Peers will resume debate on the bill at 3pm this afternoon with a vote expected at around 7pm.

Confirming that he will vote against the bill to the North Devon Journal, Lord Arran said: “I’m one of those, maybe old fashioned, people who think the whole point of marriage is to produce children.

“While two people can still be happily married without children I don’t see the point,” he said.

Lord Arran’s father voted in 1967 to decriminalise homosexuality, but Lord Arran believes his father, like he, would not support the government’s legislation.

“He was a very brave man,” said Lord Arran, “and he bought about this decriminalisation in 1967.

“But at the time he said he very much hoped as a result there wouldn’t be any ‘flaunting’ of homosexuality. I feel like this bill could be that.”

“Is the government going to insist 10% of MPs must be gay?” Lord Arran pondered.

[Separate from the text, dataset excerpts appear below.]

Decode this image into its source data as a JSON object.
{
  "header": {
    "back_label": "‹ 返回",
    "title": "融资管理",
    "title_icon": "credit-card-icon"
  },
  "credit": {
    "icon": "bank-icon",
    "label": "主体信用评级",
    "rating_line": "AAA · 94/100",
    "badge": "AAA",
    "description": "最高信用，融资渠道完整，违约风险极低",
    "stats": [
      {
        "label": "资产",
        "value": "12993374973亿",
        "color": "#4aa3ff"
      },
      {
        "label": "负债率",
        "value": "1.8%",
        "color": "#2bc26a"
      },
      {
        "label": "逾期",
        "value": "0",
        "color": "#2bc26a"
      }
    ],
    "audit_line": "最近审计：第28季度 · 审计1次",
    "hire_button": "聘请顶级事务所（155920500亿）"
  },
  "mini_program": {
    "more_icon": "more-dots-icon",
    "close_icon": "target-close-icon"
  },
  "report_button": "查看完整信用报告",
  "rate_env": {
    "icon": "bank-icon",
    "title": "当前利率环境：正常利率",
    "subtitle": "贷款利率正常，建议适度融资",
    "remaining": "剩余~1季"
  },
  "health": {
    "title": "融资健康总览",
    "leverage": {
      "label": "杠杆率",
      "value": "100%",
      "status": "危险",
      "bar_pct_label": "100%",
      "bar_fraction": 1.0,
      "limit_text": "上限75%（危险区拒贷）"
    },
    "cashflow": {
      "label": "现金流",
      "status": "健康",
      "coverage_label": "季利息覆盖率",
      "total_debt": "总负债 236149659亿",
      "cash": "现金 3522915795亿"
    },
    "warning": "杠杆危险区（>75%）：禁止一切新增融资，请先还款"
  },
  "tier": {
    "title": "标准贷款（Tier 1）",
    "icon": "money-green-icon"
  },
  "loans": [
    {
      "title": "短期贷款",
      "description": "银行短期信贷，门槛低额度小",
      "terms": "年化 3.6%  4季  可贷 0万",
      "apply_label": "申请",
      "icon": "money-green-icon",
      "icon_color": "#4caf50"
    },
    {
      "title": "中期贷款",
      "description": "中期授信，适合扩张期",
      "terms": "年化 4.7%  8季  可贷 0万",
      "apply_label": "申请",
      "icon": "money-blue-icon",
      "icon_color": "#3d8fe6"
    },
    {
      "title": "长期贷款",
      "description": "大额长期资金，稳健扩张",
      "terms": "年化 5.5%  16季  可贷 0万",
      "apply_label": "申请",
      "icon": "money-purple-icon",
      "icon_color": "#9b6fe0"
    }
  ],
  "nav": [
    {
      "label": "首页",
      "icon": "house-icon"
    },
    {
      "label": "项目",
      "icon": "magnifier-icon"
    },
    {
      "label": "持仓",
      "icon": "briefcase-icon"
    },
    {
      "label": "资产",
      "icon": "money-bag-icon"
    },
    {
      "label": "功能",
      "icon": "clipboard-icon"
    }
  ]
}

“I’m joking of course, but where is it going to stop?”

He added: “The Roman empire fell for three reasons. There was the worship of sporting heroes, widespread corruption and the decadence and flaunting of homosexuality. I fear that in this country we aren’t too far from being decadent.”

Lord Arran and his wife, the Countess of Arran, own more than 45 properties on their 5,000-acre estate in north Devon.

Speaking during yesterday’s second reading debate of the bill, Lord Hylton, a crossbench hereditary peer who joined the Upper House in 1968, said gay people had stolen the word ‘gay’ from its original “delightful meaning”.